Da brauche man sich auch keine Gedanken über Verschlüsselung von Daten machen: „Wenn Sie nicht wissen, mit wem Sie kommunizieren, ist es egal, wer zuhört.“ Zilch sieht fundamentale Fehler in der gesamten eGK-Architektur. Das werde auch mit PIN-Nummern nicht besser. Ärzte, die die eGK einsetzten, machten sich nicht erst dann strafbar, wenn jemand die Daten ihrer Patienten „abgegriffen“ habe, sondern bereits dann, wenn allein die Möglichkeit dazu bestände – wie beim Herumliegenlassen von Ordern.

Verbraucherschützer: Folgen von Missbrauch gravierend

„Die elektronische Gesundheitskarte gefährdet Ihre Gesundheit“, heißt es bei der Hamburger Verbraucherzentrale. Mit dieser Haltung ist sie aber bundesweit ein Exot unter den Verbraucherzentralen. Für Christoph Kranich von der Abteilung Gesundheit und Patientenschutz in der Verbraucherzentrale Hamburg unverständlich: „Die Missbrauchsgefahren bei der eGK sind doppelt so hoch wie bei anderen Chipkarten.“ Während man bei Kreditkartenmissbrauch nur Geld verliere, drohe bei missbräuchlich verwendeten Krankheitsdaten etwa der Ausschluss bei Versicherungen oder Jobverlust.

Eine sichere Speicherung der Daten im Internet sei nicht möglich. Kranich zitierte hierbei die Gesellschaft für Informatik (GI): „Die GI lehnt eine Speicherung von Gesundheitsdaten im Internet nachdrücklich ab“, ließ die IT-Fachgesellschaft schon 2009 verlauten. Denn „angesichts der Vielzahl Zugriffsberechtigter von etwa 80 Millionen dürfte eine hinreichend sichere Zugriffskontrolle überhaupt nicht machbar sein.“ Der Verbraucherschützer kritisierte das Sicherheitsniveau der GK, das zwar über dem von Google und Microsoft liege, aber deutlich unter dem Niveau, das zum Schutz von Krankheitsdaten notwendig wäre.

Er wies auf einen wichtigen, vielleicht den wichtigsten Schalthebel bei der eGK hin: die freiwilligen Anwendungen: „Der Nutzen der eGK – nämlich die Steigerung von Qualität und Effizienz im Gesundheitswesen – ist nur durch die freiwilligen Anwendungen erreichbar.“ Hier könnten die Verbraucher das Zünglein an der Waage werden, wenn sie den freiwilligen Anwendungen nicht zustimmen würden. Kranich befürchtet allerdings, dass aus der Freiwilligkeit Zwang werden könnte.

Was nun tun?

In der Diskussion berichteten Kläger, die die eGK verweigern, und Anwälte über laufende Gerichtsverfahren, Bürger über ihre Erfahrungen mit dem sogenannten Ersatzverfahren: Wer keine eGK besitzt, kann sich mit einem aktuellen Versicherungsnachweis seiner Krankenkasse beim Arzt behandeln lassen. In der Praxis sei das aber für manche Bürger eine Tortur. Auch Gerichtsverfahren haben den Berichten zufolge bislang keine Wende bei der eGK eingeläutet. Daher seien die freiwilligen Anwendungen wie Notfalldaten, eArztbrief oder Arzneimitteltherapiesicherheitsprüfung derzeit der Trumpf in der Hand der Kritiker – der natürlich erst gespielt werden kann, wenn das Projekt in der Phase der freiwilligen Anwendungen angekommen ist.
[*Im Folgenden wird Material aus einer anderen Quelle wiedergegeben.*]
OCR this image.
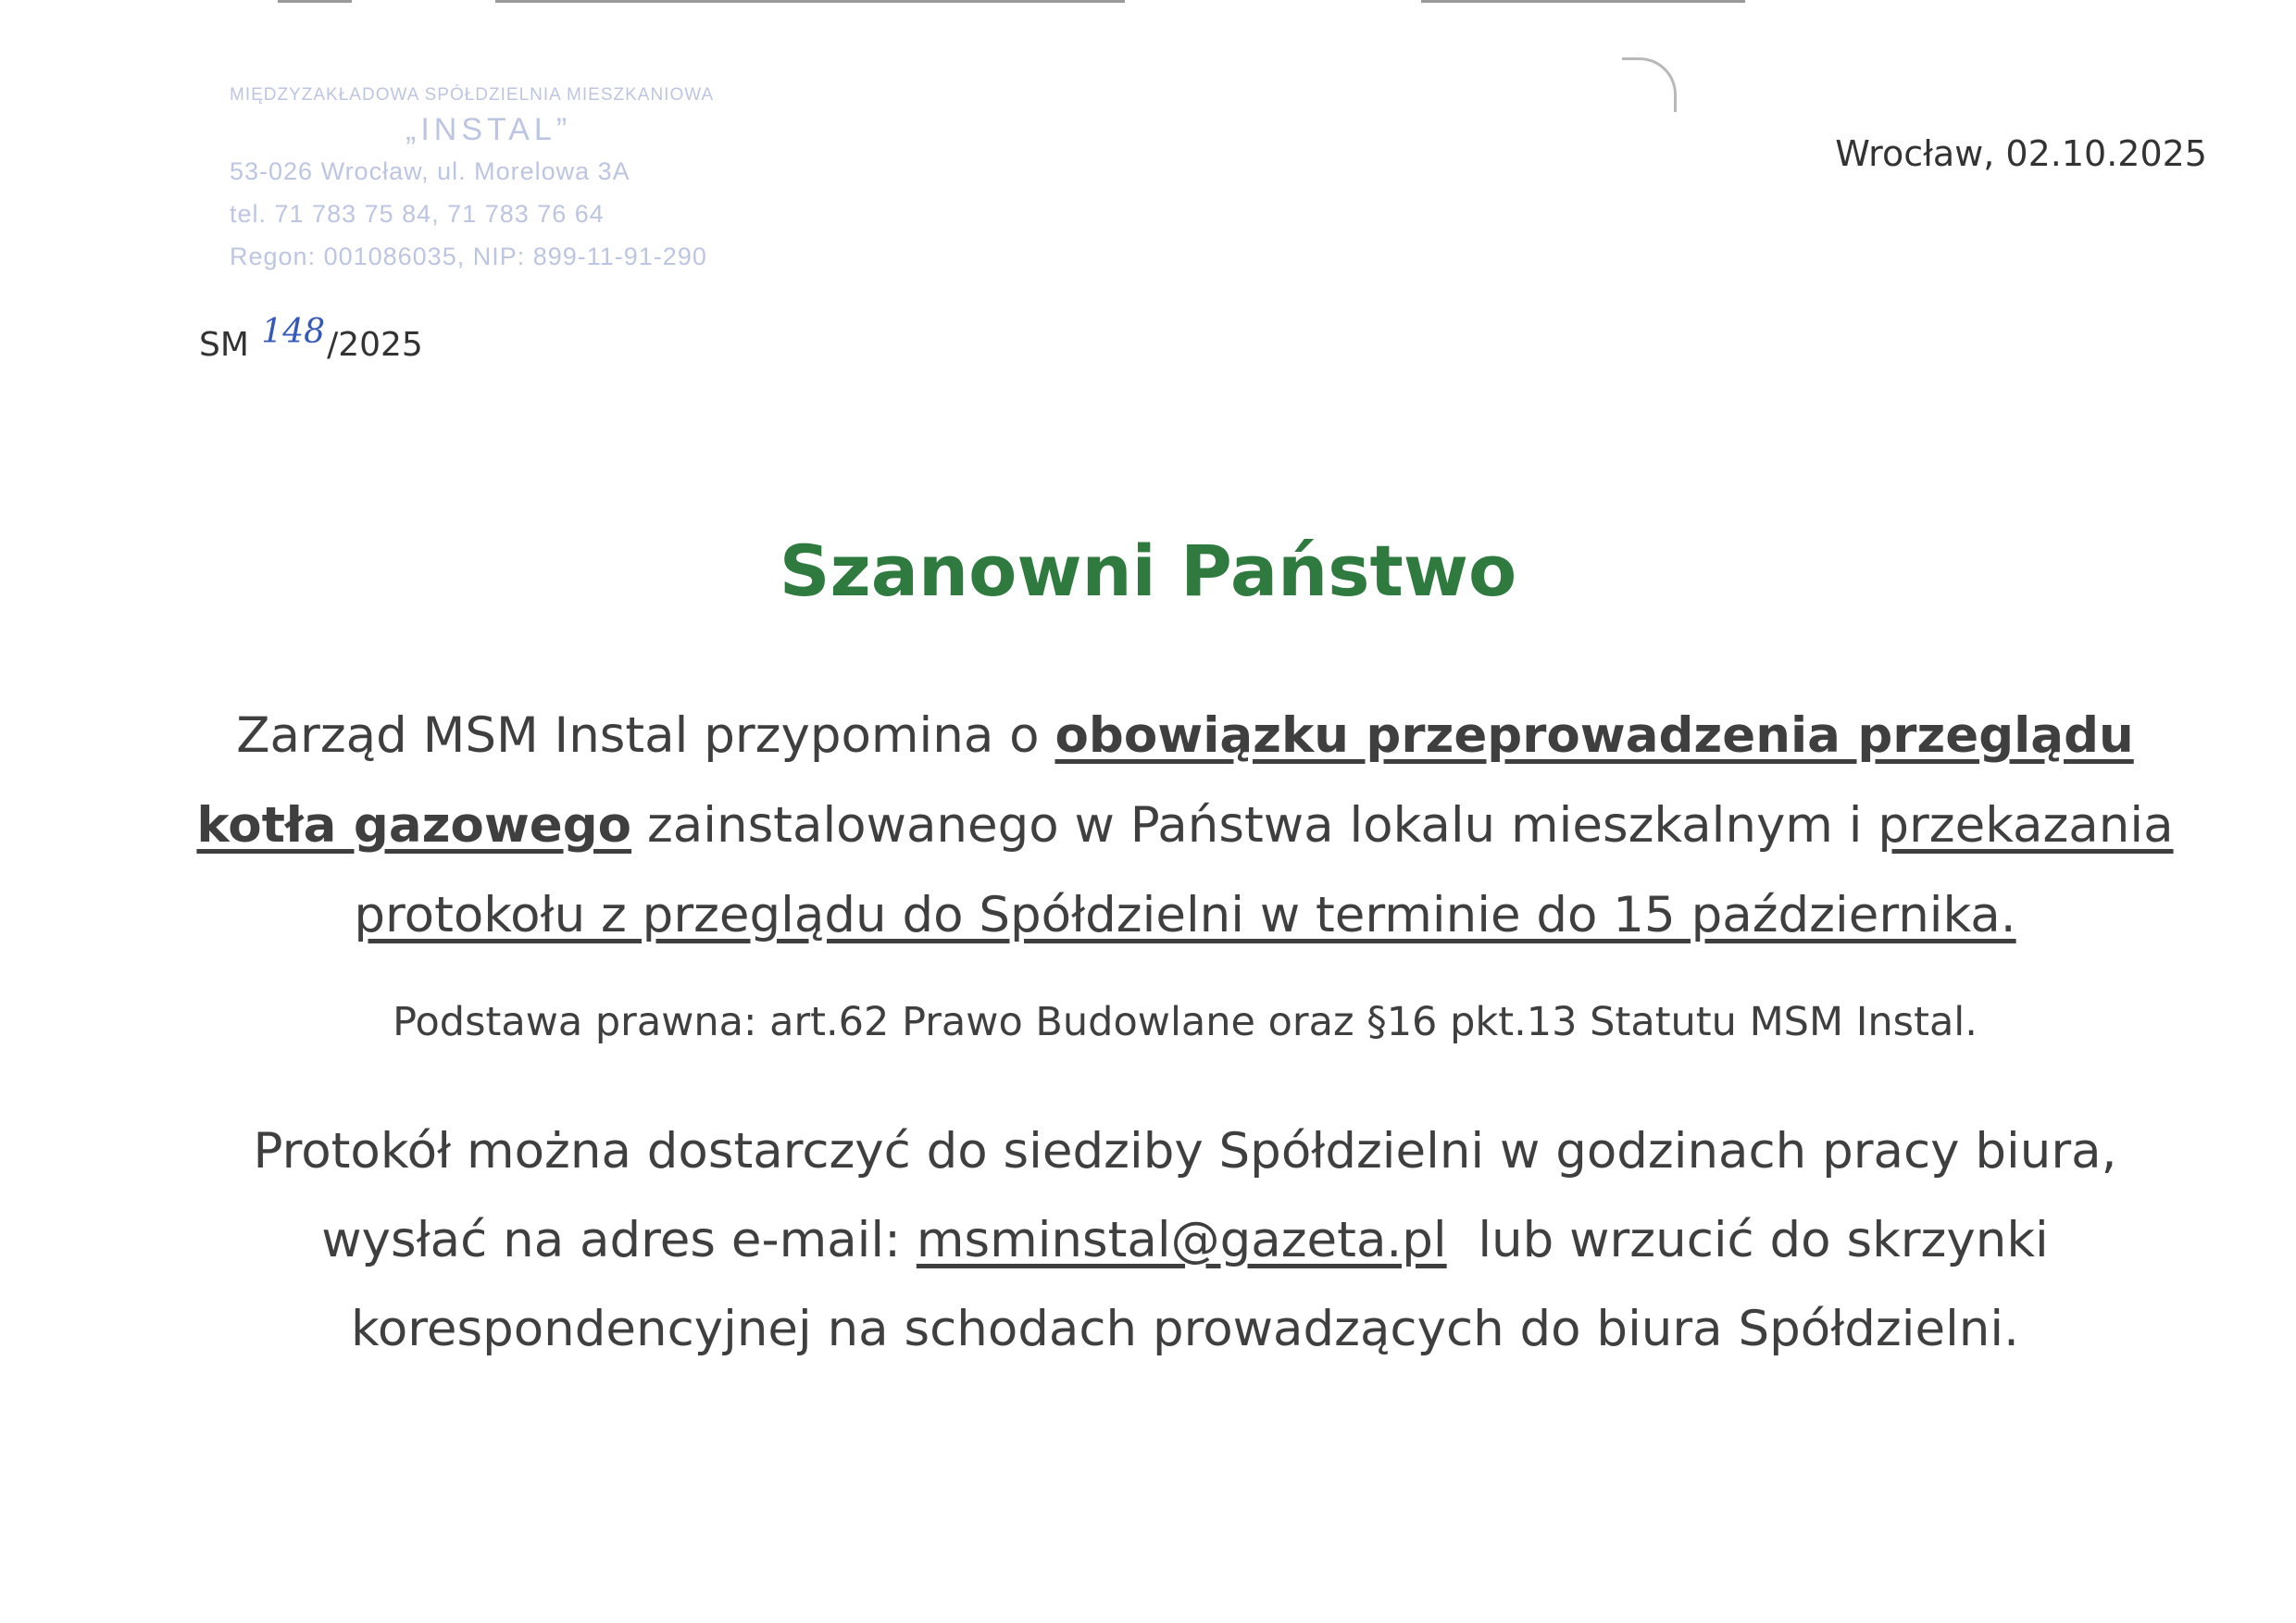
MIĘDZYZAKŁADOWA SPÓŁDZIELNIA MIESZKANIOWA
„INSTAL”
53-026 Wrocław, ul. Morelowa 3A
tel. 71 783 75 84, 71 783 76 64
Regon: 001086035, NIP: 899-11-91-290
Wrocław, 02.10.2025
SM 148/2025
Szanowni Państwo
Zarząd MSM Instal przypomina o obowiązku przeprowadzenia przeglądu kotła gazowego zainstalowanego w Państwa lokalu mieszkalnym i przekazania protokołu z przeglądu do Spółdzielni w terminie do 15 października.
Podstawa prawna: art.62 Prawo Budowlane oraz §16 pkt.13 Statutu MSM Instal.
Protokół można dostarczyć do siedziby Spółdzielni w godzinach pracy biura, wysłać na adres e-mail: msminstal@gazeta.pl  lub wrzucić do skrzynki korespondencyjnej na schodach prowadzących do biura Spółdzielni.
Die Aktion „Stoppt die e-Card“ kündigte zudem an, den Arztpraxen bundesweit eine „Datenschutzverfügung für Patienten“ zukommen zu lassen. Mit dem Schreiben sollen die Versicherten ihr Grundrecht auf informationelle Selbstbestimmung wahrnehmen und der zentralen Speicherung von Gesundheitsdaten außerhalb von Arztpraxen und Krankenhäusern widersprechen. Ebenso könne man als Praxisarzt am Dreh- und Angelpunkt VSDM etwas bewirken: Nicht mitmachen!